Delerue was born 12 March 1925 in Roubaix, France, to Georges Delerue and Marie Lhoest. He was raised in a musical household; his grandfather led an amateur chorale group and his mother sang and played piano at family gatherings. By the age of fourteen he was playing clarinet at the local music conservatory. In 1940 he was forced to abandon his studies at the Turgot Institute in order to work at a factory to help support his family. He continued playing clarinet with local bands, eventually transitioning to piano under the instruction of Madame Picavet-Bacquart. He studied Bach, Mozart, Beethoven, Chopin, and Grieg, and was particularly inspired by Richard Strauss. Following a long convalescence after being diagnosed with scoliosis, Georges decided to become a composer.

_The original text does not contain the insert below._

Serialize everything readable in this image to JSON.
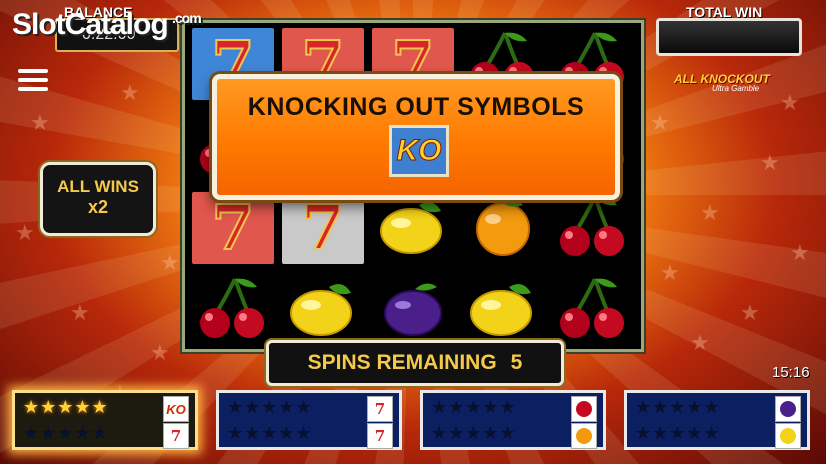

In 1945, following his studies at the Roubaix conservatory, Delerue was accepted into the Conservatoire de Paris, where he studied fugue with Simone Plé-Caussade and composition with Henri Büsser. To help support himself, he took jobs playing at dances, baptisms, marriages, and funerals—even performing jazz in the piano bars near the Paris Opera.
In 1947 he received an honorable mention for the Rome Prize, and the following year he won the Second Grand Rome Prize. That year at the Theater Festival of Avignon, Delerue conducted a performance of Scheherazade. In the 1949 Rome Prize competition, he won the First Second Grand Prize, and the First Prize for Composition. He began writing stage music during the late 1940s, including for the Théâtre National Populaire, Comédie-Française and the company of Jean-Louis Barrault. He also became friends with Maurice Jarre and Pierre Boulez.